Linda si alzò dal divano. «Adesso faccio un paio di chiamate e annullo gli appuntamenti. Oggi non ti muovi da qui» disse con ritrovata determinazione.
Bruno le prese delicatamente la mano. «Non sono venuto qui a morire, anche se in pratica potrebbe accadere in questo istante.» Stava provando a smorzare la tensione e anche ad alleggerirle i sensi di colpa.
«Allora perché? Per dirmi addio?» Ce l’aveva con lui.
Si avvicinò e le baciò la fronte. «Ho capito: hai paura che mi infili una pistola in bocca e la faccia finita subito, senza aspettare. Lo ammetto: ho preso in considerazione l’idea e non lo escludo se le cose dovessero andare troppo per le lunghe. Ma non sarà tenendomi qui che eviterai il peggio, perché il peggio è già scritto su quel foglio.»
«Non puoi pretendere che mi rassegni, lo capisci?»
Lo capiva, perché sapeva che lei lo amava. «Hai sentito i telegiornali, la donna che quarantott’ore fa è riuscita a scappare al suo carceriere dopo quindici anni di prigionia?»
«Sì, ma che c’entra con te?»
«Ho pensato che, se una ragazzina di tredici anni può resistere all’orrore per così tanto tempo, allora tutto è possibile... Perfino un miracolo.»
Lei lo guardò, confusa.
«No, non penso che guarirò» affermò, fugando ogni illusione al riguardo. «Ma forse non è solo un caso che stia accadendo tutto adesso...» Una telefonata anonima, ricordò. Ma non poteva rivelare a Linda la soffiata ricevuta da Quimby.

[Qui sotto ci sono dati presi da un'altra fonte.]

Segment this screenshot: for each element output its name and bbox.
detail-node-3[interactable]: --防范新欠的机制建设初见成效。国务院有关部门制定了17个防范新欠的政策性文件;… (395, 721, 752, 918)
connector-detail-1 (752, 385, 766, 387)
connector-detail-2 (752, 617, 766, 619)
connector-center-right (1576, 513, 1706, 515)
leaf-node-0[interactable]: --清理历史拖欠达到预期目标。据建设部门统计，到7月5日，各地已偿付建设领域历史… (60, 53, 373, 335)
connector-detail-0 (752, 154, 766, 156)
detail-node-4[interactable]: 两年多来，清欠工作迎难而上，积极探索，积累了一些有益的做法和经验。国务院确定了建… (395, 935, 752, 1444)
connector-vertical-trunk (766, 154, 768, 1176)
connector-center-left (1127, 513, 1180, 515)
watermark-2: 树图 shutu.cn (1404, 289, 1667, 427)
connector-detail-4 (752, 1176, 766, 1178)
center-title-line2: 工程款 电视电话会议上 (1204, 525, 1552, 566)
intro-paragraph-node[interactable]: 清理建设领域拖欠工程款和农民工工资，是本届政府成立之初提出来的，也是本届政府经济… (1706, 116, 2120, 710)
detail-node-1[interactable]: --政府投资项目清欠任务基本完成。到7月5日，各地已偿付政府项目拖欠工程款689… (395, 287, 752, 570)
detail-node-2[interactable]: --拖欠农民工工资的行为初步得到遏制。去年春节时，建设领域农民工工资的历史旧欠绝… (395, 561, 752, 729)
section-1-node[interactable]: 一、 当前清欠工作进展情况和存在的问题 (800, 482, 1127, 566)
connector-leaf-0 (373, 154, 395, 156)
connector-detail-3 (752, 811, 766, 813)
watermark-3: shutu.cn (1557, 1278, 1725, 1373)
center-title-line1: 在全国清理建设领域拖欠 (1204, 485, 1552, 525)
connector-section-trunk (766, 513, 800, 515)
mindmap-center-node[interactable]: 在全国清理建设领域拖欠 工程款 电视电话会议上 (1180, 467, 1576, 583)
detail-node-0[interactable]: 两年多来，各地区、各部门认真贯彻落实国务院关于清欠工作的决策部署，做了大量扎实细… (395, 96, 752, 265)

«Promettimi che non ti ammazzerai...»
«Non posso. Ma ti assicuro che al momento è l’ultimo dei miei pensieri.» Poi cambiò subito argomento: «Ho bisogno di un favore» disse. «Una settimana fa ho prenotato una camera all’Ambrus Hotel, un piccolo albergo vicino al ponte della ferrovia.» Prese il portafoglio ed estrasse un bigliettino. «La stanza è la 115 ed è pagata per altri sette giorni.» In verità, non pensava di occuparla così a lungo. Si era trasferito lì perché temeva che, se fosse morto in casa, nessuno avrebbe ritrovato il cadavere. Lo atterriva l’idea di putrefarsi lentamente sul pavimento perché non aveva amici e parenti che si interessassero a lui. In albergo era più semplice. Una mattina, la donna delle pulizie sarebbe entrata nella camera e l’avrebbe trovato stecchito. Ma non spiegò a Linda quella parte del piano. «Nella stanza c’è una cassaforte e la combinazione è: undici-zero-sette.»

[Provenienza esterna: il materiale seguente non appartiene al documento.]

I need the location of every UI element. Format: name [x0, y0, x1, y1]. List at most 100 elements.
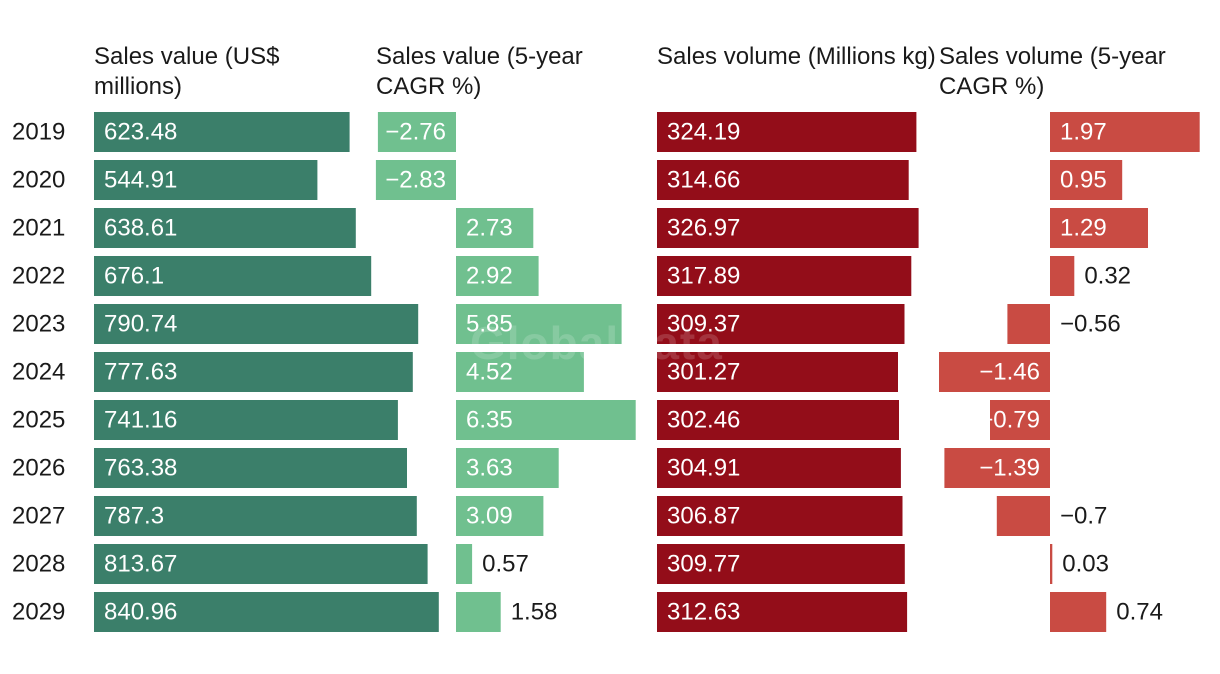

«È la mia data di nascita» si sorprese lei.
«Lo so, per questo l’ho scelta. Però, ora ascolta bene: quando verrai a sapere che...» Non riusciva a dirlo. «Sì, insomma, quando accadrà ciò che deve accadere, va’ lì e recupera il contenuto della cassaforte... Troverai un plico sigillato.»
«Cosa c’è dentro?»
«Non importa e non ti riguarda» la ammonì. «Non devi assolutamente aprirlo. Te ne sbarazzerai al più presto, chiaro? E non gettarlo, devi distruggerlo e assicurarti che non rimanga nulla.»

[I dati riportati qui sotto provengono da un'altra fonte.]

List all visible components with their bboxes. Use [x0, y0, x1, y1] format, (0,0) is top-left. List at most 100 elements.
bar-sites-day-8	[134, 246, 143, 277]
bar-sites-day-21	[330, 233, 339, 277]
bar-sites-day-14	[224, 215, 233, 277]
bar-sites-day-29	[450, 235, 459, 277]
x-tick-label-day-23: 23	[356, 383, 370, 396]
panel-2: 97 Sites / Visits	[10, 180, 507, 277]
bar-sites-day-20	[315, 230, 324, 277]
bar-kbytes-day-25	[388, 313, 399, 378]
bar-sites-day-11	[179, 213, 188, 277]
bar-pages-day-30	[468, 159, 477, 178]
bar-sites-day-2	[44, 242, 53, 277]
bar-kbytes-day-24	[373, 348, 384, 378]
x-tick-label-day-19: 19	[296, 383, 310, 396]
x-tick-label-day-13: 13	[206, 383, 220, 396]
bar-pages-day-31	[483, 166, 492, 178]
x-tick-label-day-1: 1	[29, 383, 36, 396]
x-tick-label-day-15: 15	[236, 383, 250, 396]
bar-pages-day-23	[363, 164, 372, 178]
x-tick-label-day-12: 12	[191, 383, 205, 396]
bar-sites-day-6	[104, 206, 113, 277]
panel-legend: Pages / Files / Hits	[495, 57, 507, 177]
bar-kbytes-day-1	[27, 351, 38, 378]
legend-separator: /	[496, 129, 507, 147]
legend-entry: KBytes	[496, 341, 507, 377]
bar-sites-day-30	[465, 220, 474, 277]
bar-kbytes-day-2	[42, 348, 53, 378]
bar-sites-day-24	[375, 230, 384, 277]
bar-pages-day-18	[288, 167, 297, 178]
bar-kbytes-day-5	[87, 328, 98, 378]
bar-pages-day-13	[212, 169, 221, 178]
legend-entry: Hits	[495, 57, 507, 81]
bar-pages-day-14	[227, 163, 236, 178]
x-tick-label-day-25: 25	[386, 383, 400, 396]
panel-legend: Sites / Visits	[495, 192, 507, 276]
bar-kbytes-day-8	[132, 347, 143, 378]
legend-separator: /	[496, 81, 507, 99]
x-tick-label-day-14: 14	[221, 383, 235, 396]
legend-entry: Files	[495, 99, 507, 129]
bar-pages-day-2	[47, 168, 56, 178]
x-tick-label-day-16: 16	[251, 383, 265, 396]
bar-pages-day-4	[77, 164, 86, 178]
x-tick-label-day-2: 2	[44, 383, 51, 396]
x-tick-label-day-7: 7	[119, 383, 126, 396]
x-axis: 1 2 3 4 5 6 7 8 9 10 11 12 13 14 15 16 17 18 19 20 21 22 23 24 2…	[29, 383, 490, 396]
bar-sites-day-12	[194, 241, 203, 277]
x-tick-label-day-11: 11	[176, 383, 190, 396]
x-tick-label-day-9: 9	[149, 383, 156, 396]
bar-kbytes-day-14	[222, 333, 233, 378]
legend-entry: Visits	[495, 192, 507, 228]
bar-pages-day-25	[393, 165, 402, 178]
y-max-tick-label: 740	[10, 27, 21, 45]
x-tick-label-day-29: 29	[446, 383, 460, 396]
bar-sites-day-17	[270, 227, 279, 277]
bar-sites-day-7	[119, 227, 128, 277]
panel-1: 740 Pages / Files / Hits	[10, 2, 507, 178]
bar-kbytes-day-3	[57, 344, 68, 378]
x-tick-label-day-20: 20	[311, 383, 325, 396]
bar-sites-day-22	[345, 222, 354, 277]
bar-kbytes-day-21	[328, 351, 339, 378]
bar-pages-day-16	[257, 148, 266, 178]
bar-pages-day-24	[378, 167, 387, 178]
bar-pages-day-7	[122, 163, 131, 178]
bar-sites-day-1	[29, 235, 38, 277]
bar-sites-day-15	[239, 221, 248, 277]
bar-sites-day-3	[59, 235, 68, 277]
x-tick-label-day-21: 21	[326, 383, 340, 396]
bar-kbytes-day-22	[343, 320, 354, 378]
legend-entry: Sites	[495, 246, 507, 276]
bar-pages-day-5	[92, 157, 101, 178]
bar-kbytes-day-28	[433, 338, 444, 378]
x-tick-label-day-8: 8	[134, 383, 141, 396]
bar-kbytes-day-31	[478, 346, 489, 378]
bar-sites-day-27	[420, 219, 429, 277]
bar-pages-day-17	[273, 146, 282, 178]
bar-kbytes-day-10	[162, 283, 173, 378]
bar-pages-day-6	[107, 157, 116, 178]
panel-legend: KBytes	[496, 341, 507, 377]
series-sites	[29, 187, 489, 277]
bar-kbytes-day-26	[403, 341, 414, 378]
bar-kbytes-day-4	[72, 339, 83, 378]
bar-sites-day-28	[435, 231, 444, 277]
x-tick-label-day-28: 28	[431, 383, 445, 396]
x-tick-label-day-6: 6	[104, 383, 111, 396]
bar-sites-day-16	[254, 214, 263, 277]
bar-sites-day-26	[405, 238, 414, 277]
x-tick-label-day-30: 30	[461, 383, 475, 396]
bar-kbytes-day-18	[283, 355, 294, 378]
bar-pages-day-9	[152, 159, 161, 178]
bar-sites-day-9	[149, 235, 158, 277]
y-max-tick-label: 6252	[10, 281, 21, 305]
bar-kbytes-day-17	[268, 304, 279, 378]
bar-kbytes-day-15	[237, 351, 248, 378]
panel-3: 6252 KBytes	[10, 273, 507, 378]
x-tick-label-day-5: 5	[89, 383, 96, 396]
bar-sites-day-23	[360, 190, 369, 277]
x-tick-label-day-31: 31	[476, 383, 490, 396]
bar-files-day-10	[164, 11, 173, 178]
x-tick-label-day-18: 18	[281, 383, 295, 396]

Linda non comprendeva la necessità di simili sotterfugi. «Perché non lo fai tu?»
Eluse la domanda. «Il portiere ha già ricevuto istruzioni, ti lascerà passare.»
Linda non insistette, ma Genko era sicuro che avrebbe mantenuto la parola. Si alzò e si infilò la giacca di lino, poi guardò l’ora. Le sedici – doveva proprio andare.
«Mi telefoni più tardi?» gli domandò con occhi da cerbiatta.
Bruno si avvicinò e le accarezzò il viso. «Magari me ne scordo e pensi che invece sono crepato...»
«Basta che non ti scordi di essere ancora vivo» disse lei, prendendo di nuovo la sua mano e portandosela alle labbra per baciarla. «Ricorda: finché c’è aria nei polmoni, non è finita.»
Gli piaceva l’idea semplice eppure illuminante contenuta in quella frase: finché avesse avuto aria nei polmoni non avrebbe dimenticato di essere ancora vivo. «Sta’ tranquilla: ho una cosa da sbrigare prima che accada l’irreparabile...» E si avviò verso la porta d’ingresso.
Linda non sapeva cosa credere. «Dove vai?»
Bruno si voltò, le sorrise. «All’inferno.»